The truth in the observer’s mind

Do you know what color is the sun? I thought and I was told it was yellow. Bright yellow. All the pictures in my books indicated that. As I looked up at the sky, I saw the sun and called that color “yellow.” That was my “truth.”

As I painted and drew different landscapes in my kiddy years, there the sun was as a big yellow ball radiating yellow rays. However, that yellow wasn’t the same color I experienced warming up my face, but when you are a kid you do not think about those technicalities… that is a grown up business.

I had the chance to visit Jodhpur, India. This city is known as the “sun city.” While I was there, I’ve never saw a single cloud in the sky. Just the sun, the sky and I.
One day in the afternoon, I looked up and saw this beautiful big red ball in the sky. It was the sun. The sun was red. Not yellow.

What about if the truth is like that changing color sun? 🙂

Early in the morning at dawn, as I had the chance to see how the night changes into day, I saw the sun coming in red color. It was red… then all of a sudden little by little, it turned into yellow, bright yellow. The word beautiful does not come closer to that experience.
As I was seeing the sun, I remembered the “sun of knowledge” and how soothing, nourishing and fulfilling those rays are. How it appeared at the confluence of the night and day time, and because it was red and not yellow, it wasn’t recognized properly.

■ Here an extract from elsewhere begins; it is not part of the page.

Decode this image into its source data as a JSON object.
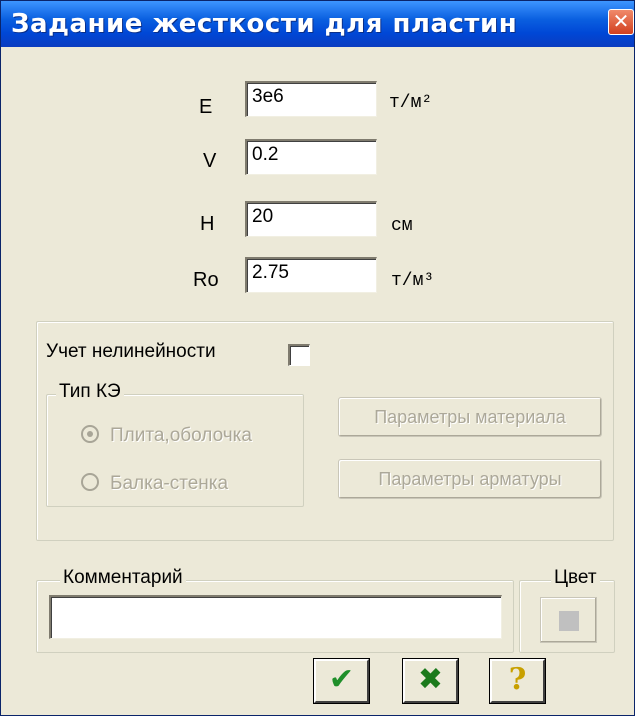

It is hard to recognize someone as he is, when our mind is expecting something else.

All my previous ideas about “yellow” had to be given up… but then as the night completely disappeared, voila! A bright yellow sun appeared to wake everyone up.

I realize that my understanding will be according to my previous experiences and intellectual capacity. None of them I have control of. My interpretation of it is a valid as anyone else’s; however, I cannot call that interpretation the truth, if I have some sense in me.
It is just “my truth.”

Perhaps out of this experience, the most important point for me to recognize is that this “truth” must change in time. Just as the red sun, changed into yellow; my understanding will evolve as I place my attention and awareness in the sun. I will be able to see red into yellow, perhaps never pinpoint the exact moment of change, but I will be aware of the change. Thus, my knowledge must evolve. My ideas must change. That is the way of Nature. Change.

The truth is one, but my understanding of it will be continuously evolving… unless I become a dogmatic, hard-nosed, inflexible individual, then there will not be any room for me to change, to transform. Perhaps I need to remember that when a hurricane of life comes, the tree that survives is the one who is flexible and gentle. A tree does not abandon its quality of being a tree at any moment but hard, inflexible things perish. That is the way of Nature.

Therefore, “my truth” is never better or more accomplished than anyone else’s. Because we have different timings. The sun in the summer is hot and perhaps unbearable for someone who is experiencing summer time in his life. Whereas, if I am experiencing winter time in my life, the warmth of the sun is desirable.
Different vision, different understanding, different capacities, different timings.

As I observe the sun, sometimes, I ask the question: What color is the sun? and then I realize that a better question would be: “what color is the sun for me today, right now?” The experience has the answer, but it does not come in human language.

A different type of intelligence is needed to understand this.